Общество Кто не спрятался, я не виноват

Александр Фукс
№18 (936) 30.04.2014

На днях подошла ко мне одна женщина и говорит:

– Читала вашу последнюю публикацию, полностью согласна. Но я читала и комментарии. Боюсь за вас. Может, лучше переждать?

Умная, хорошая женщина. У нее есть свой взгляд, свое мнение, она не экстремистка, не террористка и не радикалка, но она боится. Боится, что пришло время, когда свое мнение, если оно не совпадает с мнением большинства, лучше держать при себе. И таких добрых, хороших людей все больше и больше. Они инстинктивно почувствовали, что пришла пора по старой советской традиции уходить на кухни и прятаться там между шумом кипящего чайника и шкварчанием сковородки. Это время подкралось тихонечко и незаметно. Как-то – раз – и вернулось.

Интересно. В тот же день мне дали почитать чей-то восторженный текст про то, как хорошо мы живем. Мол, мы и не заметили, какое чудо произошло с нами. Еще вчера над нашей армией смеялись, а сегодня ее все боятся. Еще недавно мы мечтали попасть в «Большую восьмерку» и нас пускали туда на приставной стульчик, а сегодня мы смеемся над тем, что нас хотят оттуда исключить. Дескать, мы-то и без них проживем, а они без нас помрут с голоду. Еще несколько лет назад наш президент вынужден был звонить другим президентам и советоваться с ними, а теперь они звонят ему и он решает, отвечать им или нет. И все это чудо произошло незаметно, тихонечко, мы вновь – великая держава, и весь мир дрожит перед нами… Не буду спорить по поводу истинности этих прекрасных измышлений. Ну кажется человеку, что мы сильны и богаты – почему бы нет? Мне сейчас интересна прямая зависимость, которая существует между ощущением собственного величия и страхом.

Советские люди гордились мощью и величием своей страны. И одновременно с этим они боялись высказывать свое мнение. Они боялись тюрем и психушек, боялись быть отчисленными из вузов и уволенными с работы. Вся смелость их концентрировалась на кухнях и их даже, кажется, называли «кухонными диссидентами». «Тебя посадят», – весело говорил мне одноклассник Кирийчук, когда после урока я рассказал ему какой-то политический анекдот. «Тебя посадят» – эта формула прочно засела в наших головах. Она въелась в нас на генетическом уровне. За анекдот могут посадить. За мнение могут покарать. За размышление могут уволить. Инакомыслящие льют воду на мельницу мировой буржуазии. Кто не с нами, тот против нас. Мы – самая прекрасная в мире страна. У нас самый прекрасный в мире вождь. Мы окружены врагами.

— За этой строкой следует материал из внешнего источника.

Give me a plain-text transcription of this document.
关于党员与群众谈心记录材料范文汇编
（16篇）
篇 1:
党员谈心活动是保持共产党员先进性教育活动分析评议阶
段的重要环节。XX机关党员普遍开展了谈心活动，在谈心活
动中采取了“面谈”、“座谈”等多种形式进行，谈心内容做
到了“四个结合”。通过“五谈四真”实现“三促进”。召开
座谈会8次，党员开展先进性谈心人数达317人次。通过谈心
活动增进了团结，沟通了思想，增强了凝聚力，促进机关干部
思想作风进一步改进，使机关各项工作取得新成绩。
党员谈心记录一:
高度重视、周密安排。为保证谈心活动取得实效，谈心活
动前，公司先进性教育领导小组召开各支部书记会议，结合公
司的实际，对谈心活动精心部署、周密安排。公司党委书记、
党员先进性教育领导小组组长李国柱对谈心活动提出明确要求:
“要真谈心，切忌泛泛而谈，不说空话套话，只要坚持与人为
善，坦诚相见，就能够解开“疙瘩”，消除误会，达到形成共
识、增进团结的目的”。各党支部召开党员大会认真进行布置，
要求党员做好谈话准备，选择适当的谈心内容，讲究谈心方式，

Как причудливо перемешано это в наших головах.

– Наверное, эти два предложения стоит выкинуть, – говорит мне мой внутренний цензор, оценивая один из последних текстов.

– Но почему?

– Их могут расценить как экстремистские. Ты же в них делишь людей на плохих и хороших.

– Но это же литературный прием. Я же как раз показываю абсурдность такой позиции.

– Пойми, если будет заказ, в суде никто не станет вникать в литературные приемы.

Еще недавно такой диалог казался невозможным. И вот он опять возможен. Закрываются интернет-сайты. Невинный опрос населения трактуется как пропаганда фашизма. Сомневающихся в правоте власти называют «пятой колонной», врагами народа и русофобами. Помните, в свое время похожих ярлыков было достаточно для пыток и расстрелов. И ведь тогда это тоже пришло незаметно. Революция, освобождение от гнета, раскрепощение – в 20-х годах прошлого века это казалось новой счастливой и прекрасной нормой. Но прошло всего десять лет, и тот же самый народ принял за норму концлагеря и казни. Единомыслие, единоверие, единогласие, а любое отклонение от единства наказывалось каторгой или смертью. И это все незаметно, за какие-то десять – двенадцать лет. Но зато одновременно с этим в людей просочилась вера в силу и величие нашей Родины. Ощущение мнимого богатства и величия было растворено в ощущении вечной осторожности и животного страха. В нашей стране одно без другого не существует. В других странах благополучие как-то уживается со свободой. В нашей – нет. Не уживается и не уживалось.

Быть может, как раз потому, что наше благополучие всегда было мнимым и без страха мы могли в него не поверить?